This question & answer moved over from my formspring account.
So what’s the alphabet soup of your disease about? There are a lot of names.
There are. Let’s work backward, shall we?
The most recent positive paper (Alter/Lo) found the presence of “P viruses” – retroviruses in the family called Murine Leukemia Virus-related viruses. Alter and Lo apparently did a slightly different test than the previous study.
The previous study (Mikovits, et al) had found “X viruses” – XMRV – which is also a member of the MLV-related family.
Both are gammaretroviruses.
Now, going back another step:
The name “Chronic Fatigue Syndrome” was coined in 1988 by a panel at the CDC. In the U.S., the illness is thought to have emerged in the 1980s in several outbreaks, including Incline Village, NV and Lyndonville, NY. There is an entire book about this very much in the vein of And the Band Played On called Osler’s Web: Inside the Labyrinth of the Chronic Fatigue Syndrome Epidemic.

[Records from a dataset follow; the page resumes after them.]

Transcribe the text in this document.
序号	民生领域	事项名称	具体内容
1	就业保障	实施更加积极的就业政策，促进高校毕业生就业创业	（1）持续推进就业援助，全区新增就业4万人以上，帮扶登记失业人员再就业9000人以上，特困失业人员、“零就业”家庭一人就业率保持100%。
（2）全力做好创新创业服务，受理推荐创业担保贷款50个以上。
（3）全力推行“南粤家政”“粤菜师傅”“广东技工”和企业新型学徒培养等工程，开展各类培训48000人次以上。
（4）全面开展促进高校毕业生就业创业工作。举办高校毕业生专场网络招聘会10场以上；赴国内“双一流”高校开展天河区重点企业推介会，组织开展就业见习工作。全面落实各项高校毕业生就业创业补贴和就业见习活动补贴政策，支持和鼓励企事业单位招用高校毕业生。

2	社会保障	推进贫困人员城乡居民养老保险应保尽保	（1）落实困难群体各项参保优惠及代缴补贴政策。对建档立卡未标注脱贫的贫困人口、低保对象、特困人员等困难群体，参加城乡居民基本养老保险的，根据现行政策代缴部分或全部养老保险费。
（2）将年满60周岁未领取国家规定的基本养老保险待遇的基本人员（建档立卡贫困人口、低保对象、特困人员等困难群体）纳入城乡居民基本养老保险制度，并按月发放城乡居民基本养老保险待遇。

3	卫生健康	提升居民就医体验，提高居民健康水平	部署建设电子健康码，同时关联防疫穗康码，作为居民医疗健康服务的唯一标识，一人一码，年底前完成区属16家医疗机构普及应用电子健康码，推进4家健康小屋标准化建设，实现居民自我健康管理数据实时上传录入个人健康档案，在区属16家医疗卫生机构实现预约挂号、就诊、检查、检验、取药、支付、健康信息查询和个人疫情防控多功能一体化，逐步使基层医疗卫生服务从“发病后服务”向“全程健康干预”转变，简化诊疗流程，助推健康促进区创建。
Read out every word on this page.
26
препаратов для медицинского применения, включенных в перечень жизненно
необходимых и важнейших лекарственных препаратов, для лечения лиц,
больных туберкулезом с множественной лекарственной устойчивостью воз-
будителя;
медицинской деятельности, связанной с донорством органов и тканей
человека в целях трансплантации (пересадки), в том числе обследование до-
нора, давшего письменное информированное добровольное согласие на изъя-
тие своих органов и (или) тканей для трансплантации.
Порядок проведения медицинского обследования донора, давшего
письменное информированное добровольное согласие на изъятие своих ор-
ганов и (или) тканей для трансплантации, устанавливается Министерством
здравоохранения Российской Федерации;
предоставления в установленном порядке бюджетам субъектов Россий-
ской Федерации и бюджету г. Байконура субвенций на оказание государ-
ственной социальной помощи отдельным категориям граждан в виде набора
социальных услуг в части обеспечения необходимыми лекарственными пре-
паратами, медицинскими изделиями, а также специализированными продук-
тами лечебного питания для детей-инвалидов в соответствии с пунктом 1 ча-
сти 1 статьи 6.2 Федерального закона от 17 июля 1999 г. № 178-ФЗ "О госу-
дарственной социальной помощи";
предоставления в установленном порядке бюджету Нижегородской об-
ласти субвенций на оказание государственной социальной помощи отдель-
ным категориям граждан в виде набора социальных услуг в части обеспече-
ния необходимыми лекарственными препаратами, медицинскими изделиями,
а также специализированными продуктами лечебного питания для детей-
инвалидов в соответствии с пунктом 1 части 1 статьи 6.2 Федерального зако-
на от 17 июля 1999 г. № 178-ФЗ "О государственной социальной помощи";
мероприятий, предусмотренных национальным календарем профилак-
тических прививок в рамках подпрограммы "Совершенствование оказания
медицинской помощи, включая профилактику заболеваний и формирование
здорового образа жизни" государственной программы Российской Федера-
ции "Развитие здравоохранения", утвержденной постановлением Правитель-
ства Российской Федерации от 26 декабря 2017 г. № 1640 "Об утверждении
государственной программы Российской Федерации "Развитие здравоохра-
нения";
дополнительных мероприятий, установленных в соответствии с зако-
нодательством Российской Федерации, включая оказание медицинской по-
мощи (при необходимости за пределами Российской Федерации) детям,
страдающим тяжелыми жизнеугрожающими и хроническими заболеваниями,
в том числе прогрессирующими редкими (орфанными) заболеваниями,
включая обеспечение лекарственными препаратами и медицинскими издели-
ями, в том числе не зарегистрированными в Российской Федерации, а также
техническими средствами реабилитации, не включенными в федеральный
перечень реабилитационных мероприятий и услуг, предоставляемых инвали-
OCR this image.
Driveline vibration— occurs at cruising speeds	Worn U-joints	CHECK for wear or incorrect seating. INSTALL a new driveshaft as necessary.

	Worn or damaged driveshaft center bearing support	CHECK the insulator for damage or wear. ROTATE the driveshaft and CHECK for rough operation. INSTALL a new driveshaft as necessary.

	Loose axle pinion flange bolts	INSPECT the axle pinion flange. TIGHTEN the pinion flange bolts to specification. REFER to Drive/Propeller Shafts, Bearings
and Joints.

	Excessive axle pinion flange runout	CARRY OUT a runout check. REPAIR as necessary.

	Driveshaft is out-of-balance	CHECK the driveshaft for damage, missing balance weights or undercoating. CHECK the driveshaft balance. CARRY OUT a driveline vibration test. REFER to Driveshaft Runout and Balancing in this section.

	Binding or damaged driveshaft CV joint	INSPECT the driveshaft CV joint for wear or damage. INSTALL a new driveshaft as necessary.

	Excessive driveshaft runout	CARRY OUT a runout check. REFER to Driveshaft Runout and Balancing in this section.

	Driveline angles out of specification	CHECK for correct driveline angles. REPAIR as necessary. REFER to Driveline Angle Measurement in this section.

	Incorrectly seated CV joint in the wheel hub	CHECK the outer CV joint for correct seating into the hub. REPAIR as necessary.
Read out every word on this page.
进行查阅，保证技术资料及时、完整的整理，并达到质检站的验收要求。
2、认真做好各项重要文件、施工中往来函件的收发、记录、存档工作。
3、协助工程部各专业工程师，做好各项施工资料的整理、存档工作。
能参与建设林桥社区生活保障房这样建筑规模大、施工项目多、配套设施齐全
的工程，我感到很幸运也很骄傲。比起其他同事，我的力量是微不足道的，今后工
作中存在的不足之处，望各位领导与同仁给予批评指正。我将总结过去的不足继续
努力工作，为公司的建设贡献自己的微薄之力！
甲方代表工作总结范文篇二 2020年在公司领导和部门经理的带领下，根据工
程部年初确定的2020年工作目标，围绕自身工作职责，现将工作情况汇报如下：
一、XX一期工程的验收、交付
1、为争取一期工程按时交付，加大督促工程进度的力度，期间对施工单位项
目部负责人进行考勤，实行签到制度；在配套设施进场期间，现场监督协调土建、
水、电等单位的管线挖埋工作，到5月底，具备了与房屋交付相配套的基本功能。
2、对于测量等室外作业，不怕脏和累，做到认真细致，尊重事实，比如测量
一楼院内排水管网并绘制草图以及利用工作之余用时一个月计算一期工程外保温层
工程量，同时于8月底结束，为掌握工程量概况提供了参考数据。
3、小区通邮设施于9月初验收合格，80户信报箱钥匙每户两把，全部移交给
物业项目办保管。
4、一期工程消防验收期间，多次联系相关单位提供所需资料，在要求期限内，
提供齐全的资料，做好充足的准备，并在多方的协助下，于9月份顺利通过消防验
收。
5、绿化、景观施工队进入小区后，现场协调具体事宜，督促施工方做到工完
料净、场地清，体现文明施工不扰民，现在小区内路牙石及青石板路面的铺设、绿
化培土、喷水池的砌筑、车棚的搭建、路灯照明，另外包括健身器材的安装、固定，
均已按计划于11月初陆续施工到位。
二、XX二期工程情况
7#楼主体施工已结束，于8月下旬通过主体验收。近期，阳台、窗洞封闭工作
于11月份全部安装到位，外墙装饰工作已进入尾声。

But the illness already had a name: It’d been called myalgic encephalomyelitis (meaning pain and inflammation of the brain and spinal cord) in England since a major outbreak at the Royal Free Hospital in London in the mid-1950s, where it struck a number of doctors and nurses. It was also called Royal Free Disease.
Now, what will it be called going forward? There are a number of suggestions floating around: If it’s not all caused by XMRV, but multiple MLV-family viruses, will we call each by its name? Will we just call them gammaretrovirus, GRV for short? That’s what my doctor, Paul Cheney, is calling it right now, and I’m inclined to go along.